Pro Garnisonkirche

· 12. April 2013   - 

Die Garnisonkirche Potsdam kann ich nicht vergessen. Ich habe sie 1959 als Heilig-Kreuz-Kirche kennengelernt. So war sie nach dem von den Nazis und dem deutschen Militär begonnenen und verlorenen Raubkrieg neu benannt worden. Die Menschen, die im Turm Gottesdienste, Taufen, Trauungen, Gemeinde- und Jugendarbeit durchführten, haben mich tief beeindruckt. Sie liebten ihre bombenbeschädigte Kirche.

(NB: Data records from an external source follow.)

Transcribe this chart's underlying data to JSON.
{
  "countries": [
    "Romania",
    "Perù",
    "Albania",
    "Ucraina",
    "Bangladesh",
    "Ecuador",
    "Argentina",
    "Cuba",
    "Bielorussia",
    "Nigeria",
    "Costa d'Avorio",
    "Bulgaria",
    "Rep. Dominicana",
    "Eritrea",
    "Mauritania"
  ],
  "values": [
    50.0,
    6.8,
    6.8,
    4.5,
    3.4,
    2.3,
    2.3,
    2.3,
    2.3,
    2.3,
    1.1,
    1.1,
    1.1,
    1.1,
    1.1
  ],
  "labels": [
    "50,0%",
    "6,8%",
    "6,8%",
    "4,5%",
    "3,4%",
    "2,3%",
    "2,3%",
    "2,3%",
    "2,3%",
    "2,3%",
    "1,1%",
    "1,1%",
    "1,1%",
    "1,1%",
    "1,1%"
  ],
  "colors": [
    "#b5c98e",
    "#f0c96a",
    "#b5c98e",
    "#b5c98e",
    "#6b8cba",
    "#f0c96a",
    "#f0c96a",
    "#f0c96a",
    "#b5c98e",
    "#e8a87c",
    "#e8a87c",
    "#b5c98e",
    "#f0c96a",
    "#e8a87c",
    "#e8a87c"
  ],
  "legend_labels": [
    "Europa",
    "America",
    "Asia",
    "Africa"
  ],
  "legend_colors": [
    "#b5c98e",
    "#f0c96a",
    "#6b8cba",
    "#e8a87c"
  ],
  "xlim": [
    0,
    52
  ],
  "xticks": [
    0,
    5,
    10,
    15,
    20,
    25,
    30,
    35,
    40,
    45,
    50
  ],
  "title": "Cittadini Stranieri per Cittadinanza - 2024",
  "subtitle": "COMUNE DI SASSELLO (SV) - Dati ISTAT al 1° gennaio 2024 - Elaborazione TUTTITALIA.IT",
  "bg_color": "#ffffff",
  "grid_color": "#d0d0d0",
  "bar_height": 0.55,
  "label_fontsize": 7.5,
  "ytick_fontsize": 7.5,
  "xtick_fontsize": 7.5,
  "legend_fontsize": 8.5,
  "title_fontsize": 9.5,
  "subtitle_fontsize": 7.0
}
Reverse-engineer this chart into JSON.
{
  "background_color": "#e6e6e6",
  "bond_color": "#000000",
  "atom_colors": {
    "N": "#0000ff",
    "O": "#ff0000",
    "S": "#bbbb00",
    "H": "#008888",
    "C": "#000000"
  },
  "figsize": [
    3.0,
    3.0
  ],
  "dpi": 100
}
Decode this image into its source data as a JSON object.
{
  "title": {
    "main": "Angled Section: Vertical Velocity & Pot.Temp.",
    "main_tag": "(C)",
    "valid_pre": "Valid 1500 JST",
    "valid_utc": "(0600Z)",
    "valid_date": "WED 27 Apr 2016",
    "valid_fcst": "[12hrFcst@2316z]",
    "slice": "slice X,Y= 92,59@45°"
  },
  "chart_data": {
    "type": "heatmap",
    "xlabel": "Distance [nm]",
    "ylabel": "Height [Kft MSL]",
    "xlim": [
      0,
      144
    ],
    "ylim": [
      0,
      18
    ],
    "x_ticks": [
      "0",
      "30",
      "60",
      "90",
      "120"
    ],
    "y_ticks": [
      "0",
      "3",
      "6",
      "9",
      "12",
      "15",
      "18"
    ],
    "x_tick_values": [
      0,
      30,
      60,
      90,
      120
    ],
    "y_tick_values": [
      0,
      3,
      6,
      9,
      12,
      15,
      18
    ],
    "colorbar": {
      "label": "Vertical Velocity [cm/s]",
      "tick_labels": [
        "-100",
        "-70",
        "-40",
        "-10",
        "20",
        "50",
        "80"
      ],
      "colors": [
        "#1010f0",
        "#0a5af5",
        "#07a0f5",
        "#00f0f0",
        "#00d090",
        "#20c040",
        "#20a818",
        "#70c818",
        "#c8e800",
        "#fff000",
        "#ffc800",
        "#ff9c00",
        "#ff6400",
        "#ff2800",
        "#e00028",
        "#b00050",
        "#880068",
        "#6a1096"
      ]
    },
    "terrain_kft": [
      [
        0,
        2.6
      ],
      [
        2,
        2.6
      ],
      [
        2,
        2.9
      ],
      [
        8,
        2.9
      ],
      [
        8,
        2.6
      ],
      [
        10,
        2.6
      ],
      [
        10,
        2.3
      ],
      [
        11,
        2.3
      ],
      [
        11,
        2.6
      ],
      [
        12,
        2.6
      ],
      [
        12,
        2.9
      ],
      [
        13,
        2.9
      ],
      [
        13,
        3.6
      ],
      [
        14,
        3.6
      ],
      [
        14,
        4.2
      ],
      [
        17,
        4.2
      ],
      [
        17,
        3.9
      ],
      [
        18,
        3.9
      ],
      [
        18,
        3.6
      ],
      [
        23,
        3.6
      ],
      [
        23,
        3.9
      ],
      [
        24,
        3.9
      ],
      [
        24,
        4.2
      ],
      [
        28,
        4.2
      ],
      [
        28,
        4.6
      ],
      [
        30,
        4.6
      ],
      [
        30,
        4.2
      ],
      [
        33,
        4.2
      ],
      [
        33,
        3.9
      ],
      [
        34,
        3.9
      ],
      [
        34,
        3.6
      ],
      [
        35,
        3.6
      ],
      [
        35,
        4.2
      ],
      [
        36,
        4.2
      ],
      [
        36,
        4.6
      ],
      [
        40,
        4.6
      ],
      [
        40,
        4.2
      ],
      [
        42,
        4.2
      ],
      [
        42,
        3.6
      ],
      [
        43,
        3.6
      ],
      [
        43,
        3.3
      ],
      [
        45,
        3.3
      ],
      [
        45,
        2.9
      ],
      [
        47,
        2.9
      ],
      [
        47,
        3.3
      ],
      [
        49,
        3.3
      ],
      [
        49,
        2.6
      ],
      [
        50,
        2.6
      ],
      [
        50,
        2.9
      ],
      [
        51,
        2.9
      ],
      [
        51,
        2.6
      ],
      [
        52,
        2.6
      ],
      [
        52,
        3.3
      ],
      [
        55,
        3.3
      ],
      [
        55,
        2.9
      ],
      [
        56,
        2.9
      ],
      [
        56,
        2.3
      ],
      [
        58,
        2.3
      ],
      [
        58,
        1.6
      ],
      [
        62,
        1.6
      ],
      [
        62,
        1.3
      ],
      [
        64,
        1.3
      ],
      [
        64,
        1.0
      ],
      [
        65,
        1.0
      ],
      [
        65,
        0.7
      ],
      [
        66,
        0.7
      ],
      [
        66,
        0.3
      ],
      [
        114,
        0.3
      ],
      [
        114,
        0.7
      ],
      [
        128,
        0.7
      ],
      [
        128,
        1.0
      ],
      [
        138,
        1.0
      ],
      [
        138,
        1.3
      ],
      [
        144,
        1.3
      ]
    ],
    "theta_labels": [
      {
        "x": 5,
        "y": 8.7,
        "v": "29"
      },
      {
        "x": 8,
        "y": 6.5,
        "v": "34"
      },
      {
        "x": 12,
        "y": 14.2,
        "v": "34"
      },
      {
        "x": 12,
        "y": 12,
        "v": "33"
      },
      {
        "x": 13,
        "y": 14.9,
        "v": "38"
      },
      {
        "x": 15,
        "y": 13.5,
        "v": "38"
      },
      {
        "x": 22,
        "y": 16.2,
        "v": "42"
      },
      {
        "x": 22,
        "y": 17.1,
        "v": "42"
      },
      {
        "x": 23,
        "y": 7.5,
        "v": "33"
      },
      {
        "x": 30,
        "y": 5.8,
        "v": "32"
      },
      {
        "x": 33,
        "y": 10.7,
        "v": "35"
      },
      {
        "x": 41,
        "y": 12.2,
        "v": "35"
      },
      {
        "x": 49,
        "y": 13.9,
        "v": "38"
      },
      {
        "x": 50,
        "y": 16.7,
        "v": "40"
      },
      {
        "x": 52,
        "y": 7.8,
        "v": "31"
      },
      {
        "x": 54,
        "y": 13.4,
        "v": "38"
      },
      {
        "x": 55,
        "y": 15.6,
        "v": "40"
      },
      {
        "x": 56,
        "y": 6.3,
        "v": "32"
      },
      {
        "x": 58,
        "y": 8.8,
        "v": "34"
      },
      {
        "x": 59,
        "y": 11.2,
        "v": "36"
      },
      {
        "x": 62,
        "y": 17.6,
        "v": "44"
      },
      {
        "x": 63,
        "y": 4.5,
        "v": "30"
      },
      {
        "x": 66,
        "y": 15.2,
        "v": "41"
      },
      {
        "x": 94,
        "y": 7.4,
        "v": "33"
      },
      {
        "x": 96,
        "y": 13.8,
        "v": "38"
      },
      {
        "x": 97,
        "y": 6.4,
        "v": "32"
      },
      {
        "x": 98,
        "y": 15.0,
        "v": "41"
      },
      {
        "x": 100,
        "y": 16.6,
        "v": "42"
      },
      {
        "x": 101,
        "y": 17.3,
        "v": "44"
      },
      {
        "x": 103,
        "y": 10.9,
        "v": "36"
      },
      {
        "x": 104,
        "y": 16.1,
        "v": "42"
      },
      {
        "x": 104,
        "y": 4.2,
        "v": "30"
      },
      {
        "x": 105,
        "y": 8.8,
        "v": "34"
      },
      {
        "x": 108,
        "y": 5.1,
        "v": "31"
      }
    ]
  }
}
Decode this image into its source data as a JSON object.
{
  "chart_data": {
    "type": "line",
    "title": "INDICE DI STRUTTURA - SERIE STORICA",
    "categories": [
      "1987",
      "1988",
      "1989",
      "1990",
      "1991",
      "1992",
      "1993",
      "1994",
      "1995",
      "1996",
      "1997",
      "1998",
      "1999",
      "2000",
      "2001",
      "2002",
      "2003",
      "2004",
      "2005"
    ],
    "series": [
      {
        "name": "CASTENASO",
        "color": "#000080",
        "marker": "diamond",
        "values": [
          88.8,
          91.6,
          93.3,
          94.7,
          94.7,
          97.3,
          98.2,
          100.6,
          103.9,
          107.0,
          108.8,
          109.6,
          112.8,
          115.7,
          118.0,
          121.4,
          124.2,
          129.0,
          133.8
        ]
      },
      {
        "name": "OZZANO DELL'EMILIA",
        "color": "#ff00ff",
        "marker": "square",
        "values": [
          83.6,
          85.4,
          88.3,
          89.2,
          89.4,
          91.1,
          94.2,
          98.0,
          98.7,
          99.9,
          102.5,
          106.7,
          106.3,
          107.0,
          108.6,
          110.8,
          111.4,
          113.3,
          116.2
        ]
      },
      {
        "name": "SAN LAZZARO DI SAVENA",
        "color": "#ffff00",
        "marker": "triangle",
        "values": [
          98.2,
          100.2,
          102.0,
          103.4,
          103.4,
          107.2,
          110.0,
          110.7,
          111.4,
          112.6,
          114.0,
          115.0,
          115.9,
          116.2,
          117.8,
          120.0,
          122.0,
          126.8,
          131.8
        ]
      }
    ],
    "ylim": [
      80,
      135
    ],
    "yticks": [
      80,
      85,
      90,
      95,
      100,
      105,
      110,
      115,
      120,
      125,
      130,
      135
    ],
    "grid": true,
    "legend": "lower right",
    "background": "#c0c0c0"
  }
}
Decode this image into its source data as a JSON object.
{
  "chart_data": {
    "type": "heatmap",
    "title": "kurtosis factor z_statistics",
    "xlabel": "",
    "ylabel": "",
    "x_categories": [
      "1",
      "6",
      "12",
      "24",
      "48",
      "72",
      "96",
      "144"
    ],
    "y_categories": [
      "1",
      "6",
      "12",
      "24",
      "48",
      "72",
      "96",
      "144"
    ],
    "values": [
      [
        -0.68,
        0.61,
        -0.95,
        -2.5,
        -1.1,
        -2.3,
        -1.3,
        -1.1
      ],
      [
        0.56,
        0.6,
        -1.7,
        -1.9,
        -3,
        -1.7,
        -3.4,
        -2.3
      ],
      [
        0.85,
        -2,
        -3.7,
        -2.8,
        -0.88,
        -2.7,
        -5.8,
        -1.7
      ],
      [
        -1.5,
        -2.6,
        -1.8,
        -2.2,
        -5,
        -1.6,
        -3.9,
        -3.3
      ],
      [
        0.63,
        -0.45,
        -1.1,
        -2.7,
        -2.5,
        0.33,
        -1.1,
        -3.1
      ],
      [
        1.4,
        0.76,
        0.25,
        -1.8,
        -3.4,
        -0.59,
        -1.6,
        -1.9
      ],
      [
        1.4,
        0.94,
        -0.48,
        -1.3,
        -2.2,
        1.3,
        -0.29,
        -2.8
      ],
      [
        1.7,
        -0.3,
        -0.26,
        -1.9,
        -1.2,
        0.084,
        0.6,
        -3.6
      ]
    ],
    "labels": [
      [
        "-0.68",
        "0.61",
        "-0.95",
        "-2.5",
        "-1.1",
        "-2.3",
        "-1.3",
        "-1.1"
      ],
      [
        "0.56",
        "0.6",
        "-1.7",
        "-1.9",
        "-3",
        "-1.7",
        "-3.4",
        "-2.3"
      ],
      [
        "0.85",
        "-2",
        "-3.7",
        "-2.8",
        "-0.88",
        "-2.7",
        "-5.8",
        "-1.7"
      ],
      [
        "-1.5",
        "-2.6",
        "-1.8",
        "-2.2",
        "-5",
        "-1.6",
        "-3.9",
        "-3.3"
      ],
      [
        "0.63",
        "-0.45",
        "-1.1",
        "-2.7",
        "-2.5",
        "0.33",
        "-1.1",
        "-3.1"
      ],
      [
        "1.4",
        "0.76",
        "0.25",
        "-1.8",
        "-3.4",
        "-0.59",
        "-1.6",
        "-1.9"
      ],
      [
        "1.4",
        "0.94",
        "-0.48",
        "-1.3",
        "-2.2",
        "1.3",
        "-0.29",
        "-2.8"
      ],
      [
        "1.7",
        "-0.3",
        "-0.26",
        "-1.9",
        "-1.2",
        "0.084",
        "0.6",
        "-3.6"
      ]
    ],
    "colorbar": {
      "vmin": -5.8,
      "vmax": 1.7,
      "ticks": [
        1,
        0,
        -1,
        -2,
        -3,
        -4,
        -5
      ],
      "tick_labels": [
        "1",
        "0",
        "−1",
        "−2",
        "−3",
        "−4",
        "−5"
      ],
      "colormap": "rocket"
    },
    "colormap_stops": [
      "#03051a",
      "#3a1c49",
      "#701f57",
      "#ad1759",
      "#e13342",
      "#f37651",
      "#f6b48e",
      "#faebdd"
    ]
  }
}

Mit der Stadt bestand Einigkeit über die Sicherung und den Innenausbau des Turms auch um einen späteren Wiederaufbau zu ermöglichen. Doch immer wieder gab es Gerüchte, dass dieser Turm als Zeuge preußisch-deutscher Vergangenheit verschwinden solle. Eine breite Bürgerbewegung setzte sich für den Erhalt des Turmes der Garnisonkirche ein. Das war im Jahr 1968. Dem Jahr des Prager Frühlings, als Bürgerproteste die Tschechoslowakische Parteidiktatur ins wanken brachte. Hoffnung auf Veränderung des starren Systems, auch der SED-Diktatur, brach auf.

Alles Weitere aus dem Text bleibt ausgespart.